Should the PSC approve Appalachian Power’s current request to recover nearly $642 million, those same customers would pay more than 11 cents per kilowatt hour, nearly double 2019 rates.

The state’s largest industrial users of electricity say a series of Appalachian Power rate increases have undermined their competitiveness.

In testimony to the West Virginia Public Service Commission, the West Virginia Energy Users Group says that four years ago, industrial customers were paying 6 cents per kilowatt hour for electricity.

Should the PSC approve Appalachian Power’s current request to recover nearly $642 million, those same customers would pay more than 11 cents per kilowatt hour, nearly double 2019 rates.

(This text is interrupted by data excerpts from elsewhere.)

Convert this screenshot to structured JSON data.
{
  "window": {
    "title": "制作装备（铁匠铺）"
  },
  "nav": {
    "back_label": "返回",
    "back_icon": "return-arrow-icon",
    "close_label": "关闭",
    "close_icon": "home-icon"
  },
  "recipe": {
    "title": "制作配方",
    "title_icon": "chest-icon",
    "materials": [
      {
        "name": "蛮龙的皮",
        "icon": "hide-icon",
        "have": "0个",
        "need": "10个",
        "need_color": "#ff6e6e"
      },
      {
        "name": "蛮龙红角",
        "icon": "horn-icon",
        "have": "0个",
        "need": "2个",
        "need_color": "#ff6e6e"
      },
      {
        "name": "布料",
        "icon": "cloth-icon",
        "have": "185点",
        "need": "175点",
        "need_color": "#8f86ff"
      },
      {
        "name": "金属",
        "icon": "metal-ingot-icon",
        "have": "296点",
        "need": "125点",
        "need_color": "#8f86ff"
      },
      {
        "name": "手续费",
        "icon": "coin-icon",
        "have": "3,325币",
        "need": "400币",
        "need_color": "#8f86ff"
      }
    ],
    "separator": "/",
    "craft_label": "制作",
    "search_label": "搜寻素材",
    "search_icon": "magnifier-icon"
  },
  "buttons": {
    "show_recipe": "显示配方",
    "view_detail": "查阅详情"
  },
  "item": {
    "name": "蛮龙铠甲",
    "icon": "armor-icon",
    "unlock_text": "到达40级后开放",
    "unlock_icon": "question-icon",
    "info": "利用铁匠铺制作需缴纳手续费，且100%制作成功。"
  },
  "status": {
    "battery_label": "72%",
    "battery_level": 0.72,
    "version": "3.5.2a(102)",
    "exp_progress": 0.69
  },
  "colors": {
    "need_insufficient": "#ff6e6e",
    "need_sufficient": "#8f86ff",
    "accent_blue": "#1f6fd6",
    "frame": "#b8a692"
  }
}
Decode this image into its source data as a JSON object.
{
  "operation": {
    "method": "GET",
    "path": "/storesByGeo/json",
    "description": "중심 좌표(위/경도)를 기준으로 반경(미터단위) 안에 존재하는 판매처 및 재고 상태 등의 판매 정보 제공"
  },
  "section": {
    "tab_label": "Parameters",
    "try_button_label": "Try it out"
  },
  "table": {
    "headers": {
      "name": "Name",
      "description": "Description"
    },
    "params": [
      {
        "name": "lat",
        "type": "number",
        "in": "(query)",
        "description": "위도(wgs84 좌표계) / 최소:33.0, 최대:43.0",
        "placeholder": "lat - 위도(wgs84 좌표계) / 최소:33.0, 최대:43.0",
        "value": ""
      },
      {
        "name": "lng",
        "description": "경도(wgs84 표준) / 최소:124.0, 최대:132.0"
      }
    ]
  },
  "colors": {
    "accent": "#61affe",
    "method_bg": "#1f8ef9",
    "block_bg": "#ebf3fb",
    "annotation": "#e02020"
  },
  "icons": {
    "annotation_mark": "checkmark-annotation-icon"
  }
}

Such rates would rank West Virginia at 43rd among states in terms of electricity affordability. That would put the state’s industries at a competitive disadvantage, the group says.

Appalachian Power is considering other options to spread out the cost over time to ease the burden on electricity users, both commercial and residential.

Those costs relate to the higher price of coal and natural gas in 2021 and last year.

Under two other options Appalachian Power has proposed, industrial users would pay slightly more than 8 cents per kilowatt hour, or more than 9 cents per kilowatt hour.

According to the Energy Users Group, West Virginia would rank 32nd or 40th among states in power costs, respectively, under those options.

The PSC will hold a public comment hearing on Monday in Wheeling, at the Ohio County Courthouse at 5:30 p.m. The PSC will hold an evidentiary hearing in Charleston on Sept. 5.

Appalachian Power is an underwriter of West Virginia Public Broadcasting.